I am trying to estimate how good is Python performance comparing to C++.
Here is my Python code:
a=np.random.rand(1000,1000) #type is automaically float64
b=np.random.rand(1000,1000)
c=np.empty((1000,1000),dtype='float64')
%timeit a.dot(b,out=c)
#15.5 ms ± 560 µs per loop (mean ± std. dev. of 7 runs, 100 loops each)
And here is my C++ code that I compile with Xcode in release regime:
#include <iostream>
#include <Dense>
#include <time.h>
using namespace Eigen;
using namespace std;
int main(int argc, const char * argv[]) {
//RNG generator
unsigned int seed = clock();
srand(seed);
int Msize=1000, Nloops=10;
MatrixXd m1=MatrixXd::Random(Msize,Msize);
MatrixXd m2=MatrixXd::Random(Msize,Msize);
MatrixXd m3=MatrixXd::Random(Msize,Msize);
cout << "Starting matrix multiplication test with " << Msize <<
"matrices" << endl;
clock_t start=clock();
for (int i=0; i<Nloops; i++)
m3=m1*m2;
start = clock() - start;
cout << "time elapsed for 1 multiplication: " << start / ((double)

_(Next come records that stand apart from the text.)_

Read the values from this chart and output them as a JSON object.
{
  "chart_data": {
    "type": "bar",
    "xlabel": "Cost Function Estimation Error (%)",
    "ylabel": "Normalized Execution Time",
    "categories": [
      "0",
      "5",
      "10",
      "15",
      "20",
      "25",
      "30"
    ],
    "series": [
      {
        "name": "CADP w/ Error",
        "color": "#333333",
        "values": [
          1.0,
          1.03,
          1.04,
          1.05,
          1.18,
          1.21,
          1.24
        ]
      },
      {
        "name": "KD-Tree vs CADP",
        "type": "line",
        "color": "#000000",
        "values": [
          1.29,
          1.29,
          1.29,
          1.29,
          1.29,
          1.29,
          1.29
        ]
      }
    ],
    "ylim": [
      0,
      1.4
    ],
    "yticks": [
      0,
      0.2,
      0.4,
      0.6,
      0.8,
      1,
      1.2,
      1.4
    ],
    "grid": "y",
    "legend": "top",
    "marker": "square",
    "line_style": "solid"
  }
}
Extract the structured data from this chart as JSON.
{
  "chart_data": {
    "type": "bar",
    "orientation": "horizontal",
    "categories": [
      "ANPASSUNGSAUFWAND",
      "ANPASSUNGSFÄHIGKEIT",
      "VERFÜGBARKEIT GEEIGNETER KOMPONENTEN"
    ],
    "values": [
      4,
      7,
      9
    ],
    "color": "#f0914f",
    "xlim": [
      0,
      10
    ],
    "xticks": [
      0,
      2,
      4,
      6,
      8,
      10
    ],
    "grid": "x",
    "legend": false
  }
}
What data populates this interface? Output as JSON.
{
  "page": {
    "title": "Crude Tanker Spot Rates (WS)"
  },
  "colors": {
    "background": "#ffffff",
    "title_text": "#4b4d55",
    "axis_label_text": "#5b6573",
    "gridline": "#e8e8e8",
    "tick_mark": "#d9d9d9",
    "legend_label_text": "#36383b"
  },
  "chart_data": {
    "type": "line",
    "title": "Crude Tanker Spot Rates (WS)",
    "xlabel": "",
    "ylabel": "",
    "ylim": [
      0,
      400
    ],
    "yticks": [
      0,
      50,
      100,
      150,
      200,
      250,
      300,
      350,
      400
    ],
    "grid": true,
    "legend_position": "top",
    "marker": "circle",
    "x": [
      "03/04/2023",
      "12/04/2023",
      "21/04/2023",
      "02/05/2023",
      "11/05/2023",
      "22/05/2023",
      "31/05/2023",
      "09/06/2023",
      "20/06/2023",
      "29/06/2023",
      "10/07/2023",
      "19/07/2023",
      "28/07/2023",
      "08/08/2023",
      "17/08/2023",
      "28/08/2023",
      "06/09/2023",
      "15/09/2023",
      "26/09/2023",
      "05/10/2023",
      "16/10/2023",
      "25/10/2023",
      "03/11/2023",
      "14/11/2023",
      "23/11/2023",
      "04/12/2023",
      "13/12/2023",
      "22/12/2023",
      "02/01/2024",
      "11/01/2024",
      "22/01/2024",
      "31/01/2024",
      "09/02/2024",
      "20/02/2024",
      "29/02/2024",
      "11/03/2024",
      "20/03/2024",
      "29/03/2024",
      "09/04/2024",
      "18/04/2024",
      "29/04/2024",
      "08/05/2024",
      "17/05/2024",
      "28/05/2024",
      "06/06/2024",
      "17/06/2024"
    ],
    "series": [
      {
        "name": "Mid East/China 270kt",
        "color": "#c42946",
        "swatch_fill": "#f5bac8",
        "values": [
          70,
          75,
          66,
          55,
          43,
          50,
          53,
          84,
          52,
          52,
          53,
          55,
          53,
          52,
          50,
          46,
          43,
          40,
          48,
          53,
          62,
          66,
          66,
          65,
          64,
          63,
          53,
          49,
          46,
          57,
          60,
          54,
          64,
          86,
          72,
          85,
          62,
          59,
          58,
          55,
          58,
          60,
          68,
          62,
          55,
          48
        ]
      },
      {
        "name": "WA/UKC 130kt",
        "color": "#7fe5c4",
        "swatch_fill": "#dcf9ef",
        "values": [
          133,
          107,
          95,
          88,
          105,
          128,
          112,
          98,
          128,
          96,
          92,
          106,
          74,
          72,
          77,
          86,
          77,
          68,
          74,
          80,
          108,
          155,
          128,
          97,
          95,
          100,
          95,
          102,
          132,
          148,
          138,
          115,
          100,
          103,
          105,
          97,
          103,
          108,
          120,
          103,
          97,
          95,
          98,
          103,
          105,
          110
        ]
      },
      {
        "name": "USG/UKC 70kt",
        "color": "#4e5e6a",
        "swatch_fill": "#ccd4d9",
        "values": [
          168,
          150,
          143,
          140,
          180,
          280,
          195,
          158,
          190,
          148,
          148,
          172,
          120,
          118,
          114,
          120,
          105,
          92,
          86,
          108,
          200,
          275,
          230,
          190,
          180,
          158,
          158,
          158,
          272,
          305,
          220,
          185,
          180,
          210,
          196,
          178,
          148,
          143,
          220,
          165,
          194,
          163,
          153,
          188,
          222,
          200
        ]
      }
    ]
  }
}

CLOCKS_PER_SEC * (double) Nloops) << " seconds" <<endl;
return 0;
}
And the result is:
Starting matrix multiplication test with 1000matrices
time elapsed for 1 multiplication: 0.148856 seconds
Program ended with exit code: 0
Which means that C++ program is 10 times slower.
Alternatively, I've tried to compile cpp code in MAC terminal:
g++ -std=c++11 -I/usr/local/Cellar/eigen/3.3.5/include/eigen3/eigen main.cpp -o my_exec -O3
./my_exec
Starting matrix multiplication test with 1000matrices
time elapsed for 1 multiplication: 0.150432 seconds
I am aware of very similar question, however, it looks like there the issue was in matrix definitions. In my example I've used default eigen functions to create matrices from uniform distribution.
Thanks, Mikhail
Edit: I found out, that while numpy uses multithreading, Eigen does not use multiple threads by default (checked by Eigen::nbThreads()
function).
As suggested, I used -march=native
option which reduced computation time by a factor of 3. Taking into account 8 threads available on my MAC, I can believe that with multithreading numpy runs 3 times faster.